December 24, 2020 | AtoZ Markets – The Financial Regulation Working Group under the US Treasury Department has proposed tightening control over the circulation of stablecoins, citing the fact that these coins may pose a threat to monetary stability.
The authors of the document refer to the FATF and FinCEN recommendations regarding cryptocurrencies, including stablecoins pegged to the US dollar.
Here are just a few new rules that will come into force this year:
- registration of the issuer in the Financial Crimes Network (FinCEN);
- developing, implementing, and maintaining an effective program to combat money laundering;
- compliance with accounting and reporting requirements, including reporting of suspicious activity;
- development and implementation of individual sanctions based on compliance programs.
Stablecoin issuers must be willing to pay damages in a 1: 1 ratio
Special attention is paid to protecting the rights of stablecoin holders. As stated in the document, issuers of stablecoins must have a reserve of fiat currency in order to exchange stablecoins for US dollars or another currency in case of an unforeseen situation, at a rate of 1: 1 minus commissions and fees. At the same time, reserve assets must be held remotely and be protected from bankruptcy and from other creditors of the company.
“Stablecoins’ mechanisms should offer clear error resolution processes, protect users from fraudulent or misleading actions or practices, and protect user data,” the document says.
Despite the impending restrictions, the working group members recognize that digital payments, including USD-backed and other stablecoin schemes used as payment systems, can increase efficiency and competition, lower costs, and facilitate broader financial inclusion.
“The statement reflects a commitment to both promoting the important benefits of innovation and achieving critical goals related to national security and financial stability. Regulators will continue to closely monitor the stablecoin agreements and look forward to further dialogue on these issues,” said Deputy Finance Minister Justin Muzinich.
The working group included the US Treasury Secretary, Chairman of the Board of Governors of the Federal Reserve System, Chairman of the Securities and Exchange Commission, and Chairman of the Commodity Futures Trading Commission.
Earlier, the community criticized the decision of US lawmakers to impose restrictions on the issuance of private stablecoins, citing the protection of the rights of “people of different skin colors with low and middle income.”
Europe is also against stablecoins
The European Central Bank is also against the turnover of stablecoins. Earlier, the head of the ECB, Christine Lagarde, said that stablecoins could threaten the stability of the euro and its digital form, so she called on her colleagues to speed up the process of developing the CBDC.

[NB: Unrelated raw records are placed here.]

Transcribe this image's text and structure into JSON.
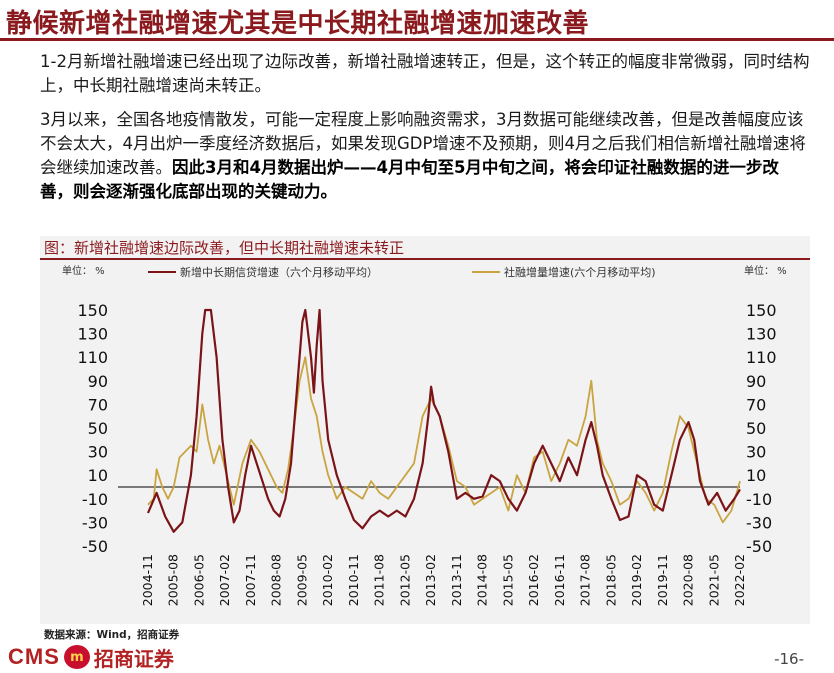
{
  "slide": {
    "title": "静候新增社融增速尤其是中长期社融增速加速改善",
    "para1": "1-2月新增社融增速已经出现了边际改善，新增社融增速转正，但是，这个转正的幅度非常微弱，同时结构上，中长期社融增速尚未转正。",
    "para2_normal": "3月以来，全国各地疫情散发，可能一定程度上影响融资需求，3月数据可能继续改善，但是改善幅度应该不会太大，4月出炉一季度经济数据后，如果发现GDP增速不及预期，则4月之后我们相信新增社融增速将会继续加速改善。",
    "para2_bold": "因此3月和4月数据出炉——4月中旬至5月中旬之间，将会印证社融数据的进一步改善，则会逐渐强化底部出现的关键动力。",
    "chart_caption": "图：新增社融增速边际改善，但中长期社融增速未转正",
    "source": "数据来源：Wind，招商证券",
    "logo_cms": "CMS",
    "logo_badge": "m",
    "logo_cn": "招商证券",
    "page_number": "-16-"
  },
  "chart_data": {
    "type": "line",
    "unit_left": "单位： %",
    "unit_right": "单位： %",
    "ylim": [
      -50,
      150
    ],
    "yticks": [
      -50,
      -30,
      -10,
      10,
      30,
      50,
      70,
      90,
      110,
      130,
      150
    ],
    "xlim": [
      "2004-11",
      "2022-02"
    ],
    "xticks": [
      "2004-11",
      "2005-08",
      "2006-05",
      "2007-02",
      "2007-11",
      "2008-08",
      "2009-05",
      "2010-02",
      "2010-11",
      "2011-08",
      "2012-05",
      "2013-02",
      "2013-11",
      "2014-08",
      "2015-05",
      "2016-02",
      "2016-11",
      "2017-08",
      "2018-05",
      "2019-02",
      "2019-11",
      "2020-08",
      "2021-05",
      "2022-02"
    ],
    "zero_line": true,
    "colors": {
      "series1": "#7b1418",
      "series2": "#c9a441",
      "zero": "#000000"
    },
    "series": [
      {
        "name": "新增中长期信贷增速（六个月移动平均）",
        "points": [
          [
            "2004-11",
            -22
          ],
          [
            "2005-02",
            -5
          ],
          [
            "2005-05",
            -25
          ],
          [
            "2005-08",
            -38
          ],
          [
            "2005-11",
            -30
          ],
          [
            "2006-02",
            10
          ],
          [
            "2006-04",
            60
          ],
          [
            "2006-06",
            130
          ],
          [
            "2006-07",
            150
          ],
          [
            "2006-09",
            150
          ],
          [
            "2006-11",
            110
          ],
          [
            "2007-01",
            40
          ],
          [
            "2007-03",
            0
          ],
          [
            "2007-05",
            -30
          ],
          [
            "2007-07",
            -20
          ],
          [
            "2007-09",
            10
          ],
          [
            "2007-11",
            35
          ],
          [
            "2008-01",
            20
          ],
          [
            "2008-03",
            5
          ],
          [
            "2008-05",
            -10
          ],
          [
            "2008-07",
            -20
          ],
          [
            "2008-09",
            -25
          ],
          [
            "2008-11",
            -10
          ],
          [
            "2009-01",
            20
          ],
          [
            "2009-03",
            80
          ],
          [
            "2009-05",
            140
          ],
          [
            "2009-06",
            150
          ],
          [
            "2009-08",
            110
          ],
          [
            "2009-09",
            80
          ],
          [
            "2009-10",
            120
          ],
          [
            "2009-11",
            150
          ],
          [
            "2009-12",
            90
          ],
          [
            "2010-02",
            40
          ],
          [
            "2010-05",
            10
          ],
          [
            "2010-08",
            -10
          ],
          [
            "2010-11",
            -28
          ],
          [
            "2011-02",
            -35
          ],
          [
            "2011-05",
            -25
          ],
          [
            "2011-08",
            -20
          ],
          [
            "2011-11",
            -25
          ],
          [
            "2012-02",
            -20
          ],
          [
            "2012-05",
            -25
          ],
          [
            "2012-08",
            -10
          ],
          [
            "2012-11",
            20
          ],
          [
            "2013-01",
            60
          ],
          [
            "2013-02",
            85
          ],
          [
            "2013-03",
            70
          ],
          [
            "2013-05",
            60
          ],
          [
            "2013-08",
            30
          ],
          [
            "2013-11",
            -10
          ],
          [
            "2014-02",
            -5
          ],
          [
            "2014-05",
            -10
          ],
          [
            "2014-08",
            -8
          ],
          [
            "2014-11",
            10
          ],
          [
            "2015-02",
            5
          ],
          [
            "2015-05",
            -10
          ],
          [
            "2015-08",
            -20
          ],
          [
            "2015-11",
            -5
          ],
          [
            "2016-02",
            20
          ],
          [
            "2016-05",
            35
          ],
          [
            "2016-08",
            20
          ],
          [
            "2016-11",
            5
          ],
          [
            "2017-02",
            25
          ],
          [
            "2017-05",
            10
          ],
          [
            "2017-08",
            40
          ],
          [
            "2017-10",
            55
          ],
          [
            "2017-12",
            35
          ],
          [
            "2018-02",
            10
          ],
          [
            "2018-05",
            -10
          ],
          [
            "2018-08",
            -28
          ],
          [
            "2018-11",
            -25
          ],
          [
            "2019-02",
            10
          ],
          [
            "2019-05",
            5
          ],
          [
            "2019-08",
            -15
          ],
          [
            "2019-11",
            -20
          ],
          [
            "2020-02",
            10
          ],
          [
            "2020-05",
            40
          ],
          [
            "2020-08",
            55
          ],
          [
            "2020-10",
            40
          ],
          [
            "2020-12",
            5
          ],
          [
            "2021-03",
            -15
          ],
          [
            "2021-06",
            -5
          ],
          [
            "2021-09",
            -20
          ],
          [
            "2021-12",
            -10
          ],
          [
            "2022-02",
            -2
          ]
        ]
      },
      {
        "name": "社融增量增速(六个月移动平均)",
        "points": [
          [
            "2004-11",
            -15
          ],
          [
            "2005-01",
            -10
          ],
          [
            "2005-02",
            15
          ],
          [
            "2005-04",
            0
          ],
          [
            "2005-06",
            -10
          ],
          [
            "2005-08",
            0
          ],
          [
            "2005-10",
            25
          ],
          [
            "2005-12",
            30
          ],
          [
            "2006-02",
            35
          ],
          [
            "2006-04",
            30
          ],
          [
            "2006-06",
            70
          ],
          [
            "2006-08",
            40
          ],
          [
            "2006-10",
            20
          ],
          [
            "2006-12",
            35
          ],
          [
            "2007-02",
            15
          ],
          [
            "2007-05",
            -15
          ],
          [
            "2007-08",
            20
          ],
          [
            "2007-11",
            40
          ],
          [
            "2008-02",
            30
          ],
          [
            "2008-05",
            15
          ],
          [
            "2008-08",
            0
          ],
          [
            "2008-10",
            -5
          ],
          [
            "2008-12",
            15
          ],
          [
            "2009-02",
            50
          ],
          [
            "2009-04",
            90
          ],
          [
            "2009-06",
            110
          ],
          [
            "2009-08",
            75
          ],
          [
            "2009-10",
            60
          ],
          [
            "2009-12",
            30
          ],
          [
            "2010-02",
            10
          ],
          [
            "2010-05",
            -10
          ],
          [
            "2010-08",
            0
          ],
          [
            "2010-11",
            -5
          ],
          [
            "2011-02",
            -10
          ],
          [
            "2011-05",
            5
          ],
          [
            "2011-08",
            -5
          ],
          [
            "2011-11",
            -10
          ],
          [
            "2012-02",
            0
          ],
          [
            "2012-05",
            10
          ],
          [
            "2012-08",
            20
          ],
          [
            "2012-11",
            60
          ],
          [
            "2013-02",
            75
          ],
          [
            "2013-05",
            60
          ],
          [
            "2013-08",
            35
          ],
          [
            "2013-11",
            5
          ],
          [
            "2014-02",
            0
          ],
          [
            "2014-05",
            -15
          ],
          [
            "2014-08",
            -10
          ],
          [
            "2014-11",
            -5
          ],
          [
            "2015-02",
            0
          ],
          [
            "2015-05",
            -20
          ],
          [
            "2015-08",
            10
          ],
          [
            "2015-11",
            -5
          ],
          [
            "2016-02",
            25
          ],
          [
            "2016-05",
            30
          ],
          [
            "2016-08",
            5
          ],
          [
            "2016-11",
            20
          ],
          [
            "2017-02",
            40
          ],
          [
            "2017-05",
            35
          ],
          [
            "2017-08",
            60
          ],
          [
            "2017-10",
            90
          ],
          [
            "2017-12",
            40
          ],
          [
            "2018-02",
            20
          ],
          [
            "2018-05",
            5
          ],
          [
            "2018-08",
            -15
          ],
          [
            "2018-11",
            -10
          ],
          [
            "2019-02",
            5
          ],
          [
            "2019-05",
            -5
          ],
          [
            "2019-08",
            -20
          ],
          [
            "2019-11",
            -5
          ],
          [
            "2020-02",
            30
          ],
          [
            "2020-05",
            60
          ],
          [
            "2020-08",
            50
          ],
          [
            "2020-11",
            20
          ],
          [
            "2021-02",
            -10
          ],
          [
            "2021-05",
            -15
          ],
          [
            "2021-08",
            -30
          ],
          [
            "2021-11",
            -20
          ],
          [
            "2022-02",
            5
          ]
        ]
      }
    ]
  }
}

“The digital euro will complement cash and ensure that consumers continue to have unlimited access to central bank money in a form that meets their growing digital payment needs, ” Lagarde said .
In September of this year, several EU member states at once advocated stricter regulation of the turnover of stablecoins. So, Germany, France, Italy, Spain, and the Netherlands called on the European Commission to increase pressure on issuers of stablecoins, arguing tightening “consumer protection” and “preservation of state sovereignty in monetary policy.”
Speaking of stablecoins, European politicians mean primarily the Libra stablecoin (recently rebranded to Diem), which can compete with all currently existing fiat currencies.
Despite the tightening of requirements, the capitalization of stablecoins is growing steadily. For example, the capitalization of USDC grew by 10%, and the capitalization of the stablecoin USDT exceeded $10 billion.